Founding of the Club
The Kiwanis Club of Tempe (KCOT) traces its beginning to the post-World War II boom that saw populations expand across America, and small desert communities like Tempe grow and gradually mature. The Club was chartered on Feb. 20, 1952, through the work of the Phoenix Valley of the Sun Kiwanis Club, the 55th oldest Kiwanis Club, founded in 1918. For months, its sent members into Tempe to target men who had the interest, time and and will to be active in a civic service club. It was on a Wednesday night that 26 recruitments to the Kiwanis movement gathered at the now-gone Desert Landings Grill as its charter members. Harry Burger was elected as the first president. It was determined that regular weekly meetings would be noon Thursdays at the American Legion Hall. At one of the first meetings, a few members of the New York Giants baseball team that had played in the 1951 World Series showed up and provided a movie highlights of their series with the Yankees. The first major project was to hold a city fireworks show at now-razed Goodwin Stadium. "A whiz-bang display of pyrotechnics" of 185 "aerial pieces" was offered, along with an American flag of "colored fire," a "Niagara Falls" plus such entertainment as gasoline powered model airplanes and a trampoline demonstration. Proceeds would go for "underprivileged children," the club history said. About 2,000 saw that first firework show that generated $1,483 in gross income and $1,244 expenses, leaving $230 in net income. The fireworks resulted in to small fires, one in which a fireball fell on a house on East 14th Street and toasted the composition shingles. The other fell onto stadium seating. By August of that first year, KCOT was sponsoring the Miss Tempe contest that would lead the winner to Atlantic City and the Miss America contest. The club would give her $100 for her personality, intelligence and talent. Seven competed for the prize. The winner, Mary Lou Lindly, went on to be chosen Miss Arizona and go to Atlantic City. By the end of the Club's first year, members was designing a float for Salad Bowl parade -- and KCOT was well on its way.

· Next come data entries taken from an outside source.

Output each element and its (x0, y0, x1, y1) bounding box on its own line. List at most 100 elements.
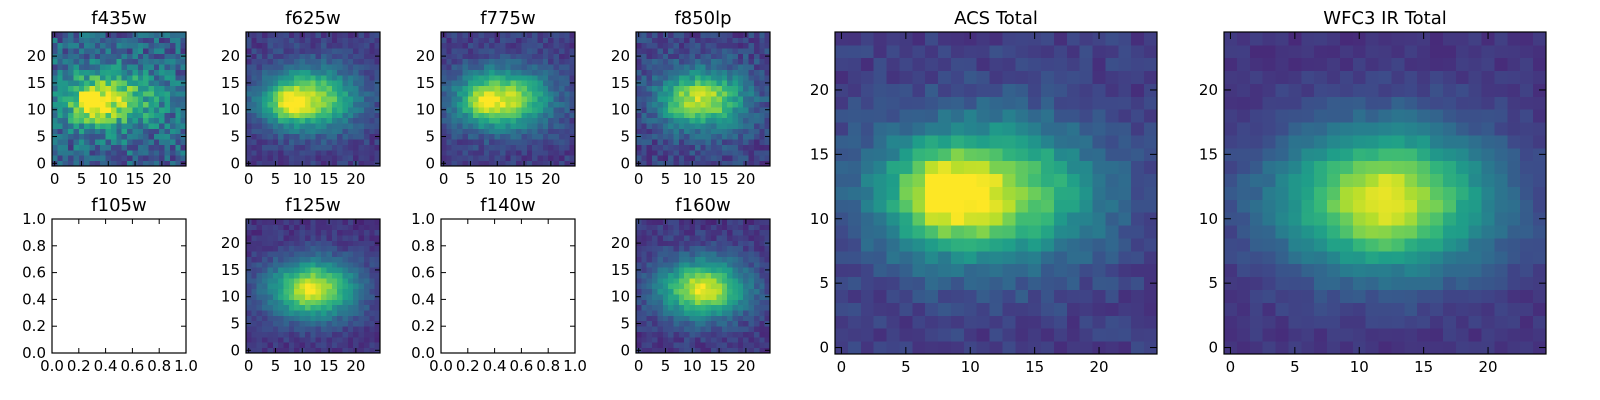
heatmap-cell (1507, 44, 1521, 59)
heatmap-cell (652, 283, 658, 290)
heatmap-cell (363, 272, 370, 279)
heatmap-cell (950, 341, 965, 355)
heatmap-cell (1314, 135, 1328, 149)
heatmap-cell (657, 155, 664, 162)
heatmap-cell (304, 283, 311, 290)
heatmap-cell (652, 69, 658, 76)
heatmap-cell (732, 347, 739, 354)
heatmap-cell (1224, 160, 1238, 175)
heatmap-cell (363, 342, 370, 349)
heatmap-cell (860, 96, 875, 110)
heatmap-cell (310, 267, 317, 273)
heatmap-cell (521, 101, 528, 108)
heatmap-cell (310, 37, 317, 44)
heatmap-cell (542, 32, 549, 38)
heatmap-cell (989, 225, 1003, 239)
heatmap-cell (743, 37, 749, 44)
heatmap-cell (646, 90, 653, 97)
heatmap-cell (1224, 199, 1238, 213)
heatmap-cell (153, 128, 160, 135)
heatmap-cell (548, 139, 554, 145)
heatmap-cell (143, 48, 149, 54)
heatmap-cell (1288, 122, 1302, 136)
heatmap-cell (652, 42, 658, 49)
heatmap-cell (835, 57, 849, 72)
heatmap-cell (925, 173, 939, 187)
heatmap-cell (705, 342, 712, 349)
heatmap-cell (294, 336, 300, 343)
heatmap-cell (310, 294, 317, 300)
heatmap-cell (251, 117, 258, 124)
heatmap-cell (52, 101, 58, 108)
heatmap-cell (267, 261, 274, 268)
heatmap-cell (321, 219, 327, 225)
heatmap-cell (564, 112, 571, 119)
heatmap-cell (1455, 147, 1470, 162)
heatmap-cell (646, 304, 653, 311)
heatmap-cell (1327, 302, 1341, 316)
heatmap-cell (283, 245, 290, 252)
heatmap-cell (1378, 225, 1392, 239)
heatmap-cell (148, 32, 155, 38)
heatmap-cell (337, 133, 343, 140)
heatmap-cell (542, 112, 549, 119)
heatmap-cell (451, 69, 458, 76)
y-tick-label: 0.6 (411, 264, 435, 282)
heatmap-cell (347, 347, 354, 354)
heatmap-cell (737, 128, 744, 135)
heatmap-cell (246, 331, 252, 338)
heatmap-cell (641, 320, 648, 327)
heatmap-cell (938, 263, 952, 278)
heatmap-cell (337, 272, 343, 279)
heatmap-cell (473, 133, 479, 140)
heatmap-cell (537, 32, 544, 38)
heatmap-cell (668, 69, 674, 76)
heatmap-cell (499, 42, 506, 49)
heatmap-cell (110, 53, 117, 60)
heatmap-cell (347, 144, 354, 151)
heatmap-cell (299, 331, 306, 338)
heatmap-cell (1314, 263, 1328, 278)
heatmap-cell (641, 315, 648, 322)
heatmap-cell (304, 117, 311, 124)
heatmap-cell (462, 117, 469, 124)
heatmap-cell (1391, 83, 1405, 97)
heatmap-cell (246, 229, 252, 236)
heatmap-cell (451, 85, 458, 92)
heatmap-cell (294, 123, 300, 129)
heatmap-cell (700, 123, 707, 129)
heatmap-cell (1041, 122, 1055, 136)
heatmap-cell (1301, 147, 1315, 162)
heatmap-cell (899, 96, 913, 110)
heatmap-cell (657, 96, 664, 103)
heatmap-cell (1144, 96, 1158, 110)
heatmap-cell (315, 107, 322, 113)
heatmap-cell (1378, 70, 1392, 84)
heatmap-cell (94, 123, 101, 129)
heatmap-cell (299, 139, 306, 145)
heatmap-cell (267, 123, 274, 129)
heatmap-cell (342, 69, 349, 76)
heatmap-cell (347, 37, 354, 44)
heatmap-cell (256, 107, 263, 113)
heatmap-cell (457, 155, 463, 162)
heatmap-cell (169, 112, 176, 119)
heatmap-cell (542, 96, 549, 103)
heatmap-cell (748, 149, 755, 156)
y-tick-label: 20 (221, 234, 240, 252)
heatmap-cell (1352, 186, 1367, 200)
heatmap-cell (1481, 186, 1495, 200)
heatmap-cell (516, 74, 522, 81)
heatmap-cell (262, 85, 268, 92)
heatmap-cell (542, 85, 549, 92)
heatmap-cell (516, 48, 522, 54)
heatmap-cell (353, 261, 359, 268)
heatmap-cell (689, 37, 696, 44)
heatmap-cell (558, 42, 565, 49)
heatmap-cell (148, 42, 155, 49)
heatmap-cell (662, 288, 669, 295)
heatmap-cell (180, 85, 187, 92)
heatmap-cell (700, 288, 707, 295)
heatmap-cell (537, 101, 544, 108)
heatmap-cell (1455, 238, 1470, 252)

Supporting College Students through Circle-K
KCOT sponsors ASU Circle K Club whose focus on service to the community, building tomorrow’s leaders, and creating fellowship between Circle K members is key. Service, a fundamental element of Circle K International, is exemplified by the more than one million hours of service on Circle K members contribute on campuses and in communities annually. A primary focus of Circle K, and shared with Kiwanis International, is serving the children of the world. Circle K International has crated a service initiative called Focusing on the Future: Children. This initiative encourages members to address the issues facing children ages six to 13 and to find solutions through service for addressing these issues. Our club donates $5,000 annually to support our Circle K Club.